« Prévenir et guérir les boiteries » : témoignage sur une formation pratico-pratique

Publié le 08/06/2016 | Technique

Installés en GAEC Frère/Sœur à Villeneuve sur Fère (02), Thérèse et Philippe Dalle, conduisent un troupeau de 70 laitières en logettes paillées avec aire de raclage à l’arrière, pour un quota de 700 000 litres. Ils ont suivi en novembre la formation « Prévenir et guérir les boiteries » proposée par Avenir Conseil Elevage. Voici leur retour sur cette journée.
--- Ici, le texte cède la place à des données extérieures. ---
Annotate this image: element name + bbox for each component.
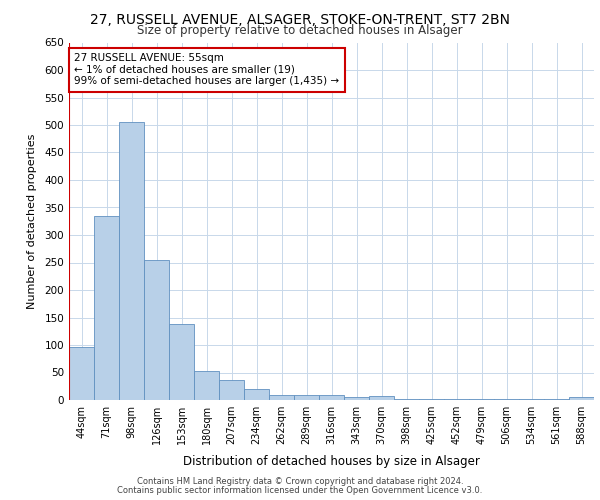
Bar — [469, 399, 494, 400]
X-axis label: Distribution of detached houses by size in Alsager: Distribution of detached houses by size … — [183, 456, 480, 468]
Bar — [344, 397, 369, 400]
Bar — [219, 380, 244, 400]
Bar — [519, 399, 544, 400]
Bar — [544, 399, 569, 400]
Bar — [119, 122, 144, 400]
Bar — [94, 216, 119, 400]
Bar — [369, 396, 394, 400]
Bar — [194, 371, 219, 400]
Bar — [444, 399, 469, 400]
Text: 27 RUSSELL AVENUE: 55sqm
← 1% of detached houses are smaller (19)
99% of semi-de: 27 RUSSELL AVENUE: 55sqm ← 1% of detache… — [74, 53, 340, 86]
Bar — [69, 346, 94, 400]
Y-axis label: Number of detached properties: Number of detached properties — [28, 134, 37, 309]
Bar — [269, 395, 294, 400]
Bar — [169, 324, 194, 400]
Bar — [294, 394, 319, 400]
Bar — [244, 389, 269, 400]
Bar — [419, 399, 444, 400]
Bar — [394, 399, 419, 400]
Bar — [144, 260, 169, 400]
Text: Size of property relative to detached houses in Alsager: Size of property relative to detached ho… — [137, 24, 463, 37]
Text: 27, RUSSELL AVENUE, ALSAGER, STOKE-ON-TRENT, ST7 2BN: 27, RUSSELL AVENUE, ALSAGER, STOKE-ON-TR… — [90, 12, 510, 26]
Bar — [494, 399, 519, 400]
Text: Contains HM Land Registry data © Crown copyright and database right 2024.: Contains HM Land Registry data © Crown c… — [137, 478, 463, 486]
Text: Contains public sector information licensed under the Open Government Licence v3: Contains public sector information licen… — [118, 486, 482, 495]
Bar — [319, 394, 344, 400]
Bar — [569, 397, 594, 400]
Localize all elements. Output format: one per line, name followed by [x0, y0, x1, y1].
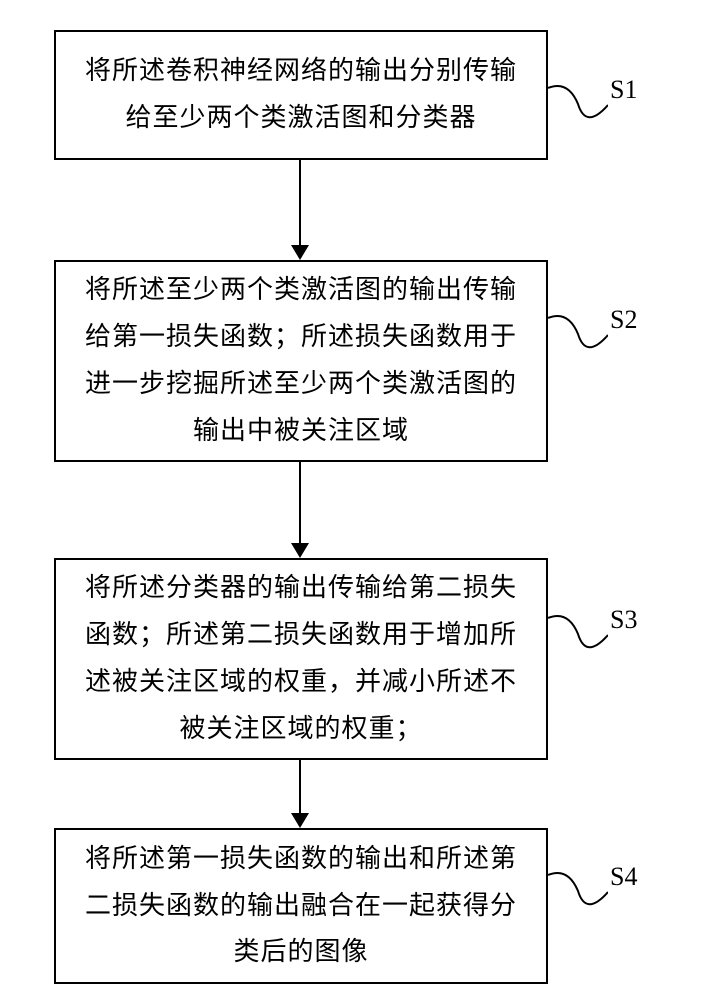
step-label-s1: S1 — [610, 75, 637, 105]
step-label-s3: S3 — [610, 605, 637, 635]
step-box-s1: 将所述卷积神经网络的输出分别传输给至少两个类激活图和分类器 — [54, 30, 548, 160]
flowchart-container: 将所述卷积神经网络的输出分别传输给至少两个类激活图和分类器 S1 将所述至少两个… — [0, 0, 710, 1000]
label-curve-s3 — [548, 610, 608, 665]
step-text-s2: 将所述至少两个类激活图的输出传输给第一损失函数；所述损失函数用于进一步挖掘所述至… — [85, 267, 517, 454]
step-label-s4: S4 — [610, 862, 637, 892]
connector-s1-s2 — [299, 160, 301, 246]
step-box-s3: 将所述分类器的输出传输给第二损失函数；所述第二损失函数用于增加所述被关注区域的权… — [54, 558, 548, 760]
step-text-s3: 将所述分类器的输出传输给第二损失函数；所述第二损失函数用于增加所述被关注区域的权… — [85, 565, 517, 752]
connector-s3-s4 — [299, 760, 301, 814]
step-text-s4: 将所述第一损失函数的输出和所述第二损失函数的输出融合在一起获得分类后的图像 — [85, 836, 517, 976]
arrow-head-s1-s2 — [291, 245, 309, 260]
arrow-head-s3-s4 — [291, 813, 309, 828]
step-text-s1: 将所述卷积神经网络的输出分别传输给至少两个类激活图和分类器 — [85, 48, 517, 142]
connector-s2-s3 — [299, 462, 301, 544]
step-box-s4: 将所述第一损失函数的输出和所述第二损失函数的输出融合在一起获得分类后的图像 — [54, 828, 548, 984]
label-curve-s2 — [548, 310, 608, 365]
label-curve-s4 — [548, 867, 608, 922]
arrow-head-s2-s3 — [291, 543, 309, 558]
step-box-s2: 将所述至少两个类激活图的输出传输给第一损失函数；所述损失函数用于进一步挖掘所述至… — [54, 260, 548, 462]
label-curve-s1 — [548, 80, 608, 135]
step-label-s2: S2 — [610, 305, 637, 335]
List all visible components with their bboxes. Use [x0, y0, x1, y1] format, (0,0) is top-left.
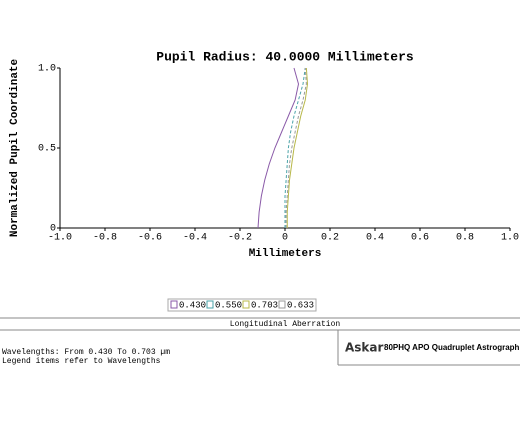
note: Legend items refer to Wavelengths — [2, 357, 161, 366]
y-tick-label: 1.0 — [38, 64, 56, 75]
aberration-curve — [257, 67, 300, 229]
legend-label: 0.550 — [215, 300, 242, 310]
aberration-curve — [285, 67, 307, 228]
legend-swatch — [206, 300, 214, 309]
x-tick-label: 0 — [282, 233, 288, 244]
lens-name: 80PHQ APO Quadruplet Astrograph — [384, 343, 520, 352]
y-tick-label: 0 — [50, 224, 56, 235]
x-tick-label: 0.4 — [366, 233, 384, 244]
legend-swatch — [278, 300, 286, 309]
x-tick-label: -0.2 — [228, 233, 252, 244]
legend-label: 0.633 — [287, 300, 314, 310]
legend-label: 0.703 — [251, 300, 278, 310]
x-tick-label: 0.8 — [456, 233, 474, 244]
x-axis-label: Millimeters — [249, 248, 322, 260]
legend-label: 0.430 — [179, 300, 206, 310]
legend-box — [167, 298, 317, 312]
x-tick-label: -0.6 — [138, 233, 162, 244]
legend-swatch — [170, 300, 178, 309]
legend-swatch — [242, 300, 250, 309]
x-tick-label: 0.6 — [411, 233, 429, 244]
caption: Longitudinal Aberration — [230, 320, 341, 329]
aberration-curve — [286, 67, 309, 228]
chart-title: Pupil Radius: 40.0000 Millimeters — [156, 49, 414, 64]
x-tick-label: -1.0 — [48, 233, 72, 244]
logo: Askar — [345, 341, 384, 355]
x-tick-label: -0.8 — [93, 233, 117, 244]
aberration-curve — [284, 67, 306, 228]
y-axis-label: Normalized Pupil Coordinate — [9, 58, 21, 237]
y-tick-label: 0.5 — [38, 144, 56, 155]
x-tick-label: 1.0 — [501, 233, 519, 244]
note: Wavelengths: From 0.430 To 0.703 µm — [2, 348, 170, 357]
x-tick-label: -0.4 — [183, 233, 207, 244]
x-tick-label: 0.2 — [321, 233, 339, 244]
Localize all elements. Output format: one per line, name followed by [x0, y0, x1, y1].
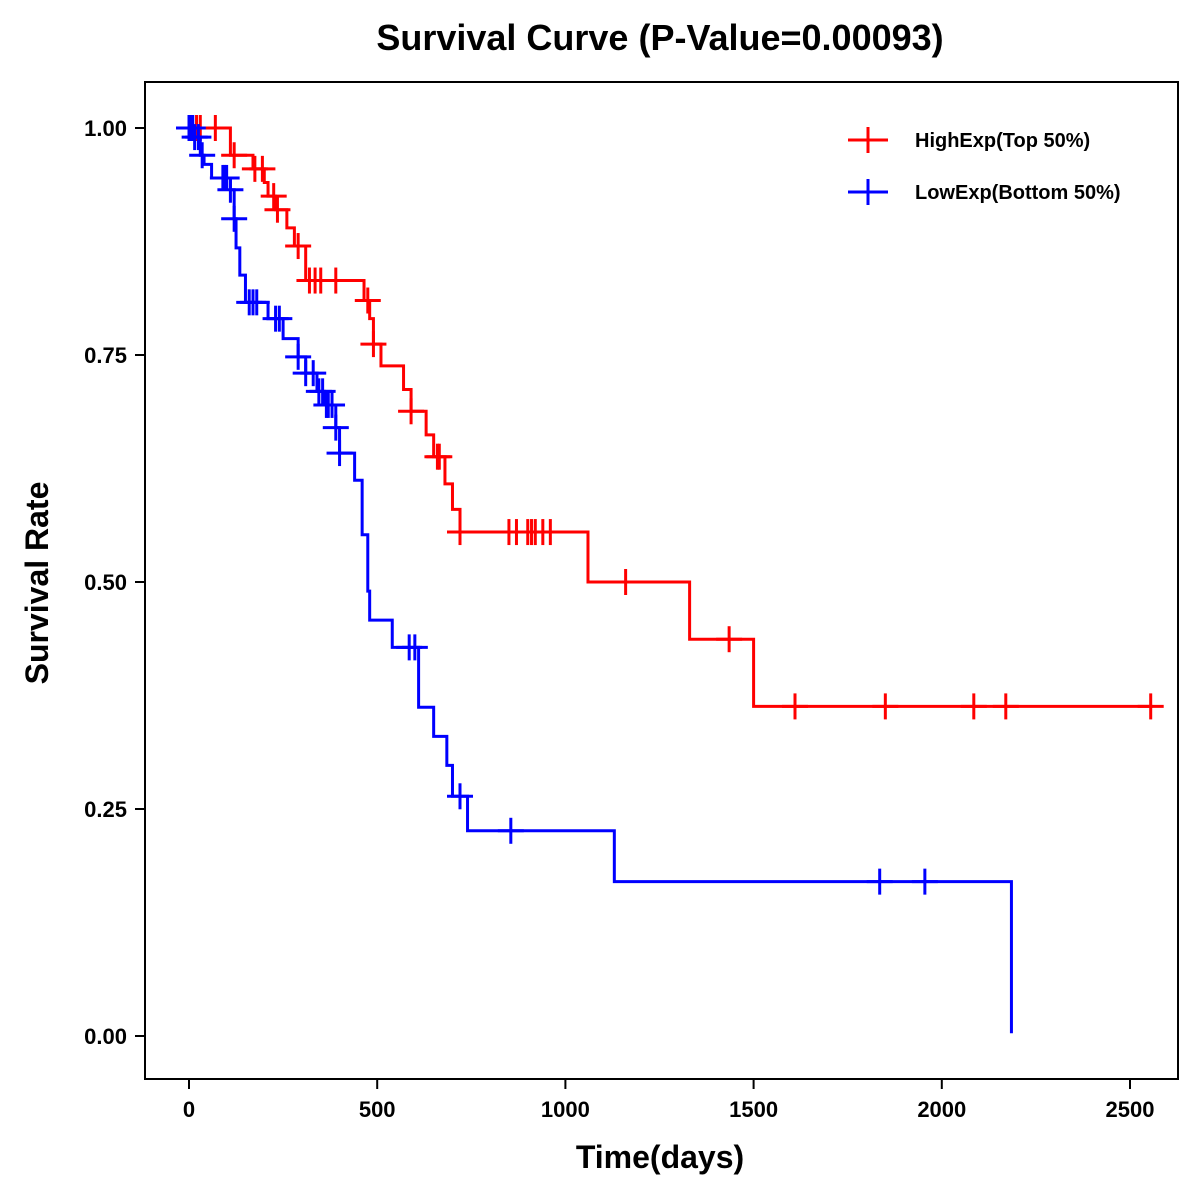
x-tick-label: 2500 — [1106, 1097, 1155, 1122]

Pourquoi s’inscrire à cette formation ?

« L’année dernière, des problèmes de boiteries dans le troupeau nous ont conduits à faire réaliser un diagnostic Boiterie par Avenir Conseil Elevage pour en comprendre l’origine.  Suite à ce constat, tous les animaux ont été parés par un professionnel - alors que jusque-là, la taille des pattes des vaches n’était que ponctuelle – et une cage de contention a été achetée pour pouvoir intervenir directement.
Toutefois, « quand on voit faire, c’est bien, mais quand on fait soit même, c’est autre chose… », indique Philippe Dalle.  Après quelques essais, il a pris conscience du risque de blesser l’animal et s’est inscrit avec sa sœur à la formation dès qu’il en a eu connaissance.

Les points marquants

« Cette journée m’a surtout permis d’acquérir des repères et de savoir ce qu’on peut faire et ce qu’on ne doit surtout pas faire. Mal parer peut en effet se révéler pire que de ne pas intervenir ! », précise Philippe.
« Nous avons également évoqué le matériel nécessaire. J’ai compris que je n’aurai pas choisi le même type de disque à adapter à ma meuleuse si j’avais suivi la formation avant son achat. 
J’ai aussi découvert un petit appareil en plastique qui sert à mesurer la longueur du talon pour évaluer jusqu’où tailler (8,5 cm) et vérifier l’angle de la patte avec le sol à l’issue du parage (45 °).
Enfin, le petit effectif du groupe et les pattes en provenance de l’abattoir m’ont permis de m’entraîner, de voir comment doser le geste et d’oser me lancer. »

Et maintenant ?

« La formation est très intéressante et adaptée à notre besoin d’être capable de réaliser seuls une intervention « de 1er niveau ».  Depuis, Philippe est  déjà intervenu 3 fois. Il est clair que maintenant  nous laisserons moins la situation traîner des problèmes de boiterie! »,  conclut Thérèse Dalle.